METALLICA's black album certified 20 times platinum, 'Master Of Puppets' certified eight times platinum

30-07-2025
Two of METALLICA‘s landmark albums have attained new RIAA (Recording Industry Association Of America) certifications. METALLICA‘s self-titled fifth album, also known as The Black Album, has been certified 20 times platinum for sales in excess of 20 million copies, while the band’s third full-length, “Master Of Puppets”, has been certified eight times platinum having crossed the eight million mark.
The Black Album’s 1991 release not only gave METALLICA its first No. 1 album in no fewer than 10 countries, including a four-week run at No. 1 in the U.S., its unrelenting series of singles — “Enter Sandman”, “The Unforgiven”, “Nothing Else Matters”, “Wherever I May Roam” and “Sad But True” — fueled the band’s rise to stadium headlining, radio and MTV dominating household name status. The album’s reception from the press was similarly charged, building over the years from the top 10 of the 1991 Village Voice Pazz & Jop national critics poll to becoming a constant presence in the likes of Rolling Stone‘s “500 Greatest Albums Of All Time”. The Black Album’s impact and relevance continue to grow with successive generations — it remains unchallenged as the best-selling album of the Luminate era, outselling every release in every genre over the past 30-plus years.
Back in September 2021, “Metallica” re-entered the Billboard 200 chart at position No. 9. It marked the first time in 29 years that the LP had cracked the Top 10 following the set’s 30th-anniversary reissue on September 10, 2021.
Prior to September 2021, “Metallica” was last in the top 10 in August 1992 after spending four weeks at No. 1.
To commemorate its 30th anniversary in 2021, the Grammy-winning Black Album received its definitive re-release via the band’s own Blackened Recordings.
“Metallica” was the first of four collaborations with producer Bob Rock, with whom the band clashed throughout the recording of the disc.
METALLICA performed The Black Album in its entirety at a number of European festivals in 2012.
METALLICA‘s 1986 breakthrough third LP “Master Of Puppets” has attained eight-times-platinum status, having sold more than eight million albums. The heaviest rock album ever to be selected by the Library Of Congress for preservation in the National Recording Registry for being “culturally, historically, or aesthetically significant,” “Master Of Puppets” has long been regarded as a watershed moment in the history of rock music. The album’s peerless balance of sheer power and complex song craft would earn METALLICA its first gold record, elevating the band to new heights of critical acclaim on the strength of enduring favorites including “Battery”, “Orion” and, of course, the title track, speaking of which…

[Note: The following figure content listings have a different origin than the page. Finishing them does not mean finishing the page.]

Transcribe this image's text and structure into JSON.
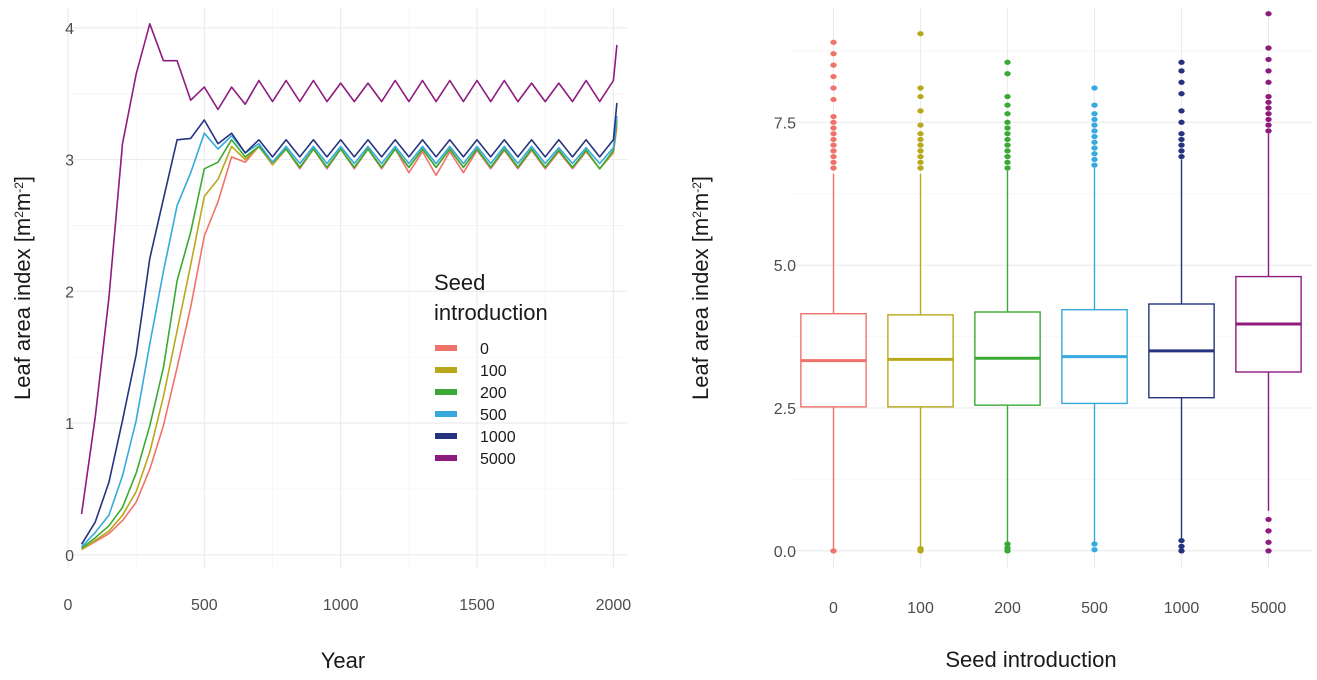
{
  "chart_data": [
    {
      "type": "line",
      "title": "",
      "xlabel": "Year",
      "ylabel": "Leaf area index [m²m⁻²]",
      "ylabel_parts": {
        "pre": "Leaf area index [m",
        "sup1": "2",
        "mid": "m",
        "sup2": "-2",
        "post": "]"
      },
      "xlim": [
        0,
        2050
      ],
      "ylim": [
        -0.1,
        4.15
      ],
      "x_ticks": [
        0,
        500,
        1000,
        1500,
        2000
      ],
      "y_ticks": [
        0,
        1,
        2,
        3,
        4
      ],
      "grid": true,
      "legend": {
        "title_lines": [
          "Seed",
          "introduction"
        ],
        "placement": "center-right",
        "entries": [
          "0",
          "100",
          "200",
          "500",
          "1000",
          "5000"
        ]
      },
      "x": [
        50,
        100,
        150,
        200,
        250,
        300,
        350,
        400,
        450,
        500,
        550,
        600,
        650,
        700,
        750,
        800,
        850,
        900,
        950,
        1000,
        1050,
        1100,
        1150,
        1200,
        1250,
        1300,
        1350,
        1400,
        1450,
        1500,
        1550,
        1600,
        1650,
        1700,
        1750,
        1800,
        1850,
        1900,
        1950,
        2000,
        2013
      ],
      "series": [
        {
          "name": "0",
          "color": "#F0736B",
          "values": [
            0.04,
            0.1,
            0.16,
            0.26,
            0.4,
            0.65,
            0.98,
            1.42,
            1.88,
            2.42,
            2.68,
            3.02,
            2.98,
            3.1,
            2.96,
            3.08,
            2.93,
            3.08,
            2.93,
            3.08,
            2.93,
            3.08,
            2.93,
            3.08,
            2.9,
            3.06,
            2.88,
            3.06,
            2.9,
            3.07,
            2.93,
            3.07,
            2.93,
            3.07,
            2.93,
            3.06,
            2.93,
            3.06,
            2.93,
            3.05,
            3.25
          ]
        },
        {
          "name": "100",
          "color": "#B8A81B",
          "values": [
            0.04,
            0.11,
            0.18,
            0.3,
            0.48,
            0.78,
            1.2,
            1.7,
            2.2,
            2.72,
            2.85,
            3.1,
            3.0,
            3.1,
            2.96,
            3.08,
            2.94,
            3.08,
            2.94,
            3.08,
            2.94,
            3.08,
            2.94,
            3.08,
            2.94,
            3.08,
            2.94,
            3.08,
            2.94,
            3.08,
            2.94,
            3.08,
            2.94,
            3.08,
            2.94,
            3.07,
            2.94,
            3.07,
            2.93,
            3.06,
            3.28
          ]
        },
        {
          "name": "200",
          "color": "#3AAA35",
          "values": [
            0.05,
            0.13,
            0.22,
            0.36,
            0.62,
            0.98,
            1.42,
            2.08,
            2.45,
            2.93,
            2.98,
            3.15,
            3.02,
            3.1,
            2.98,
            3.08,
            2.94,
            3.08,
            2.94,
            3.08,
            2.94,
            3.08,
            2.94,
            3.08,
            2.94,
            3.08,
            2.94,
            3.08,
            2.94,
            3.08,
            2.94,
            3.08,
            2.94,
            3.08,
            2.94,
            3.07,
            2.94,
            3.07,
            2.93,
            3.07,
            3.3
          ]
        },
        {
          "name": "500",
          "color": "#36AADC",
          "values": [
            0.06,
            0.17,
            0.3,
            0.6,
            1.02,
            1.6,
            2.15,
            2.65,
            2.9,
            3.2,
            3.08,
            3.18,
            3.05,
            3.12,
            2.98,
            3.1,
            2.97,
            3.1,
            2.97,
            3.1,
            2.97,
            3.1,
            2.97,
            3.1,
            2.97,
            3.1,
            2.97,
            3.1,
            2.97,
            3.1,
            2.97,
            3.1,
            2.97,
            3.1,
            2.97,
            3.09,
            2.97,
            3.09,
            2.97,
            3.09,
            3.33
          ]
        },
        {
          "name": "1000",
          "color": "#26347F",
          "values": [
            0.08,
            0.25,
            0.55,
            1.02,
            1.52,
            2.25,
            2.7,
            3.15,
            3.16,
            3.3,
            3.12,
            3.2,
            3.05,
            3.15,
            3.02,
            3.15,
            3.02,
            3.15,
            3.02,
            3.15,
            3.02,
            3.15,
            3.02,
            3.15,
            3.02,
            3.15,
            3.02,
            3.15,
            3.02,
            3.15,
            3.02,
            3.15,
            3.02,
            3.15,
            3.02,
            3.15,
            3.02,
            3.15,
            3.02,
            3.15,
            3.43
          ]
        },
        {
          "name": "5000",
          "color": "#8E1B7E",
          "values": [
            0.31,
            1.05,
            1.95,
            3.12,
            3.65,
            4.03,
            3.75,
            3.75,
            3.45,
            3.55,
            3.38,
            3.55,
            3.42,
            3.6,
            3.44,
            3.6,
            3.44,
            3.6,
            3.44,
            3.58,
            3.44,
            3.58,
            3.44,
            3.6,
            3.44,
            3.6,
            3.44,
            3.6,
            3.44,
            3.6,
            3.44,
            3.6,
            3.44,
            3.58,
            3.44,
            3.58,
            3.44,
            3.6,
            3.44,
            3.6,
            3.87
          ]
        }
      ]
    },
    {
      "type": "box",
      "title": "",
      "xlabel": "Seed introduction",
      "ylabel": "Leaf area index [m²m⁻²]",
      "ylabel_parts": {
        "pre": "Leaf area index [m",
        "sup1": "2",
        "mid": "m",
        "sup2": "-2",
        "post": "]"
      },
      "ylim": [
        -0.3,
        9.5
      ],
      "y_ticks": [
        0.0,
        2.5,
        5.0,
        7.5
      ],
      "y_tick_labels": [
        "0.0",
        "2.5",
        "5.0",
        "7.5"
      ],
      "grid": true,
      "categories": [
        "0",
        "100",
        "200",
        "500",
        "1000",
        "5000"
      ],
      "boxes": [
        {
          "name": "0",
          "color": "#F0736B",
          "q1": 2.52,
          "median": 3.33,
          "q3": 4.15,
          "whisker_low": 0.0,
          "whisker_high": 6.6,
          "outliers": [
            0.0,
            6.7,
            6.8,
            6.9,
            7.0,
            7.1,
            7.2,
            7.3,
            7.4,
            7.5,
            7.6,
            7.9,
            8.1,
            8.3,
            8.5,
            8.7,
            8.9
          ]
        },
        {
          "name": "100",
          "color": "#B8A81B",
          "q1": 2.52,
          "median": 3.35,
          "q3": 4.13,
          "whisker_low": 0.0,
          "whisker_high": 6.6,
          "outliers": [
            0.0,
            0.04,
            6.7,
            6.8,
            6.9,
            7.0,
            7.1,
            7.2,
            7.3,
            7.45,
            7.7,
            7.95,
            8.1,
            9.05
          ]
        },
        {
          "name": "200",
          "color": "#3AAA35",
          "q1": 2.55,
          "median": 3.37,
          "q3": 4.18,
          "whisker_low": 0.0,
          "whisker_high": 6.65,
          "outliers": [
            0.0,
            0.05,
            0.12,
            6.7,
            6.8,
            6.9,
            7.0,
            7.1,
            7.2,
            7.3,
            7.4,
            7.5,
            7.65,
            7.8,
            7.95,
            8.35,
            8.55
          ]
        },
        {
          "name": "500",
          "color": "#36AADC",
          "q1": 2.58,
          "median": 3.4,
          "q3": 4.22,
          "whisker_low": 0.1,
          "whisker_high": 6.7,
          "outliers": [
            0.02,
            0.12,
            6.75,
            6.85,
            6.95,
            7.05,
            7.15,
            7.25,
            7.35,
            7.45,
            7.55,
            7.65,
            7.8,
            8.1
          ]
        },
        {
          "name": "1000",
          "color": "#26347F",
          "q1": 2.68,
          "median": 3.5,
          "q3": 4.32,
          "whisker_low": 0.15,
          "whisker_high": 6.85,
          "outliers": [
            0.0,
            0.08,
            0.18,
            6.9,
            7.0,
            7.1,
            7.2,
            7.3,
            7.5,
            7.7,
            8.0,
            8.2,
            8.4,
            8.55
          ]
        },
        {
          "name": "5000",
          "color": "#8E1B7E",
          "q1": 3.13,
          "median": 3.97,
          "q3": 4.8,
          "whisker_low": 0.7,
          "whisker_high": 7.3,
          "outliers": [
            0.0,
            0.15,
            0.35,
            0.55,
            7.35,
            7.45,
            7.55,
            7.65,
            7.75,
            7.85,
            7.95,
            8.2,
            8.4,
            8.6,
            8.8,
            9.4
          ]
        }
      ]
    }
  ]
}
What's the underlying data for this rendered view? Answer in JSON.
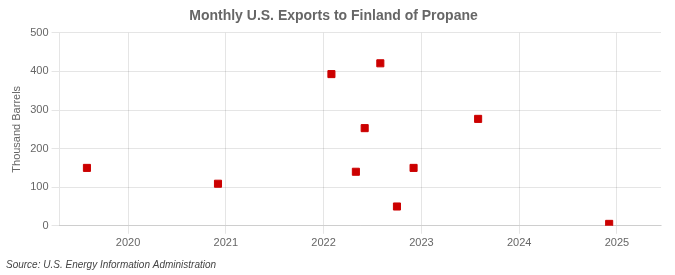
{
  "chart_data": {
    "type": "scatter",
    "title": "Monthly U.S. Exports to Finland of Propane",
    "y_label": "Thousand Barrels",
    "annotation": "Source: U.S. Energy Information Administration",
    "x": [
      2019.58,
      2020.92,
      2022.08,
      2022.33,
      2022.42,
      2022.58,
      2022.75,
      2022.92,
      2023.58,
      2024.92
    ],
    "values": [
      150,
      109,
      393,
      140,
      253,
      421,
      50,
      150,
      277,
      5
    ],
    "color": "#cc0000",
    "marker": "square",
    "xlim": [
      2019.3,
      2025.45
    ],
    "xticks": [
      2020,
      2021,
      2022,
      2023,
      2024,
      2025
    ],
    "ylim": [
      0,
      500
    ],
    "yticks": [
      0,
      100,
      200,
      300,
      400,
      500
    ],
    "grid": true
  }
}
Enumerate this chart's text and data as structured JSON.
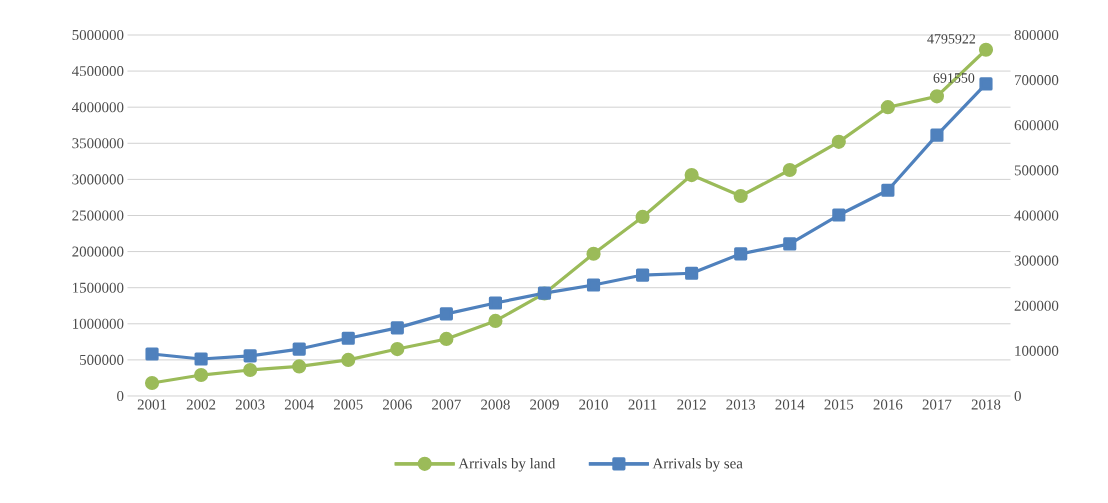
{
  "chart_data": {
    "type": "line",
    "categories": [
      "2001",
      "2002",
      "2003",
      "2004",
      "2005",
      "2006",
      "2007",
      "2008",
      "2009",
      "2010",
      "2011",
      "2012",
      "2013",
      "2014",
      "2015",
      "2016",
      "2017",
      "2018"
    ],
    "series": [
      {
        "name": "Arrivals by land",
        "color": "#9bbb59",
        "marker": "circle",
        "values": [
          180000,
          290000,
          360000,
          410000,
          500000,
          650000,
          790000,
          1040000,
          1420000,
          1970000,
          2480000,
          3060000,
          2770000,
          3130000,
          3520000,
          4000000,
          4150000,
          4795922
        ],
        "value_labels": [
          null,
          null,
          null,
          null,
          null,
          null,
          null,
          null,
          null,
          null,
          null,
          null,
          null,
          null,
          null,
          null,
          null,
          "4795922"
        ]
      },
      {
        "name": "Arrivals by sea",
        "color": "#4f81bd",
        "marker": "square",
        "axis": "y2",
        "values": [
          93000,
          82000,
          89000,
          104000,
          128000,
          151000,
          182000,
          206000,
          228000,
          246000,
          268000,
          272000,
          315000,
          337000,
          401000,
          456000,
          578000,
          691550
        ],
        "value_labels": [
          null,
          null,
          null,
          null,
          null,
          null,
          null,
          null,
          null,
          null,
          null,
          null,
          null,
          null,
          null,
          null,
          null,
          "691550"
        ]
      }
    ],
    "ylim": [
      0,
      5000000
    ],
    "yticks": [
      0,
      500000,
      1000000,
      1500000,
      2000000,
      2500000,
      3000000,
      3500000,
      4000000,
      4500000,
      5000000
    ],
    "y2lim": [
      0,
      800000
    ],
    "y2ticks": [
      0,
      100000,
      200000,
      300000,
      400000,
      500000,
      600000,
      700000,
      800000
    ],
    "grid": "y",
    "legend": "bottom",
    "line_style": "solid"
  }
}
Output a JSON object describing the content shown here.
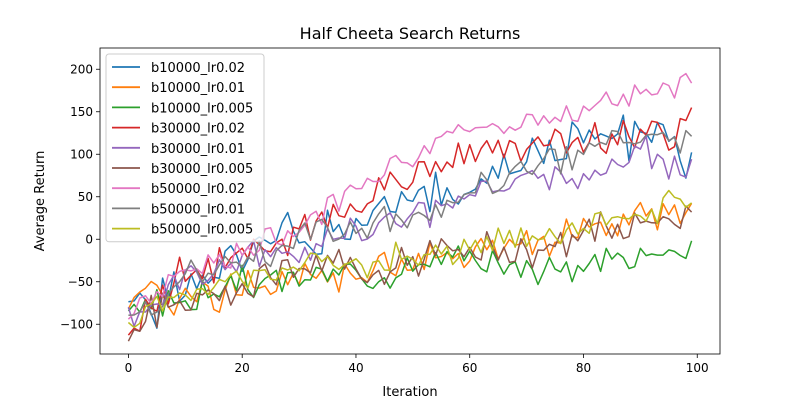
{
  "chart_data": {
    "type": "line",
    "title": "Half Cheeta Search Returns",
    "xlabel": "Iteration",
    "ylabel": "Average Return",
    "xlim": [
      -5,
      104
    ],
    "ylim": [
      -135,
      225
    ],
    "xticks": [
      0,
      20,
      40,
      60,
      80,
      100
    ],
    "yticks": [
      -100,
      -50,
      0,
      50,
      100,
      150,
      200
    ],
    "grid": false,
    "legend": "upper-left",
    "anchors": [
      0,
      10,
      20,
      30,
      40,
      50,
      60,
      70,
      80,
      90,
      99
    ],
    "series": [
      {
        "name": "b10000_lr0.02",
        "color": "#1f77b4",
        "seed": 1,
        "amp": 26,
        "anchors": [
          -85,
          -60,
          -25,
          5,
          20,
          50,
          60,
          85,
          120,
          135,
          95
        ]
      },
      {
        "name": "b10000_lr0.01",
        "color": "#ff7f0e",
        "seed": 2,
        "amp": 16,
        "anchors": [
          -65,
          -65,
          -55,
          -45,
          -40,
          -30,
          -20,
          -5,
          10,
          30,
          25
        ]
      },
      {
        "name": "b10000_lr0.005",
        "color": "#2ca02c",
        "seed": 3,
        "amp": 14,
        "anchors": [
          -85,
          -70,
          -55,
          -45,
          -40,
          -30,
          -25,
          -30,
          -30,
          -20,
          -10
        ]
      },
      {
        "name": "b30000_lr0.02",
        "color": "#d62728",
        "seed": 4,
        "amp": 18,
        "anchors": [
          -110,
          -35,
          -15,
          5,
          40,
          80,
          100,
          110,
          115,
          120,
          130
        ]
      },
      {
        "name": "b30000_lr0.01",
        "color": "#9467bd",
        "seed": 5,
        "amp": 16,
        "anchors": [
          -95,
          -55,
          -20,
          -10,
          10,
          25,
          45,
          70,
          70,
          100,
          80
        ]
      },
      {
        "name": "b30000_lr0.005",
        "color": "#8c564b",
        "seed": 6,
        "amp": 18,
        "anchors": [
          -110,
          -70,
          -50,
          -35,
          -30,
          -25,
          -15,
          -10,
          5,
          15,
          25
        ]
      },
      {
        "name": "b50000_lr0.02",
        "color": "#e377c2",
        "seed": 7,
        "amp": 12,
        "anchors": [
          -85,
          -35,
          -15,
          10,
          70,
          100,
          125,
          140,
          155,
          170,
          185
        ]
      },
      {
        "name": "b50000_lr0.01",
        "color": "#7f7f7f",
        "seed": 8,
        "amp": 16,
        "anchors": [
          -95,
          -50,
          -25,
          -5,
          10,
          30,
          55,
          80,
          100,
          115,
          110
        ]
      },
      {
        "name": "b50000_lr0.005",
        "color": "#bcbd22",
        "seed": 9,
        "amp": 14,
        "anchors": [
          -100,
          -65,
          -40,
          -30,
          -30,
          -20,
          -10,
          0,
          15,
          30,
          40
        ]
      }
    ]
  }
}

… “Master Of Puppets” recently followed “Enter Sandman” and “Nothing Else Matters” as the third METALLICA song to join the billion streams club, becoming the second longest song to do so. Clocking in at 8:36, “Master…” now sits between former second longest billion streamer “Stairway To Heaven” by LED ZEPPELIN (8:02) and reigning champion Taylor Swift‘s “All Too Well (10 Minute Version)”.
Three years ago, the “Master Of Puppets” title track saw new life in the U.S. after its inclusion in season four of Netflix‘s hit series “Stranger Things”. The popularity of the 1986 song brought it to the Billboard Hot 100 chart for the first time ever in the band’s lengthy career.
In the season four finale of “Stranger Things”, the Eddie Munson character performs what he calls “the most metal concert ever” — including shredding “Master Of Puppets” on his beloved Warlock guitar — in “Stranger Things”‘ “Upside Down” alternate universe during an attempt to help his friends vanquish the Big Bad of the season, a demon named Vecna.
METALLICA bassist Robert Trujillo later revealed that his then-17-year-old son Tye contributed “additional guitar tracks” to the version of “Master Of Puppets” which appears in “Stranger Things”.
“Master Of Puppets” was released on February 24, 1986 and was the first album METALLICA recorded after signing a major label deal with Elektra Records.
It is the last record to feature bassist Cliff Burton, who was killed later that year in a tour bus crash.
Many fans consider it METALLICA‘s finest album, a fact that the band acknowledged by playing it in its entirety on a European tour in 2006.
METALLICA is currently in the midst of the third year of its “M72” world tour, which has seen the band play to more than three million fans across the globe. The “M72” shows have been breaking attendance records from Los Angeles’s SoFi Stadium to the JMA Wireless Dome in Syracuse, New York, while generating some of the most positive critical notes of the band’s career — and in one case, actual seismic activity, thanks to the unbridled enthusiasm of 70,000-plus fans attending the first-ever concert at Lane Stadium in Blacksburg, Virginia.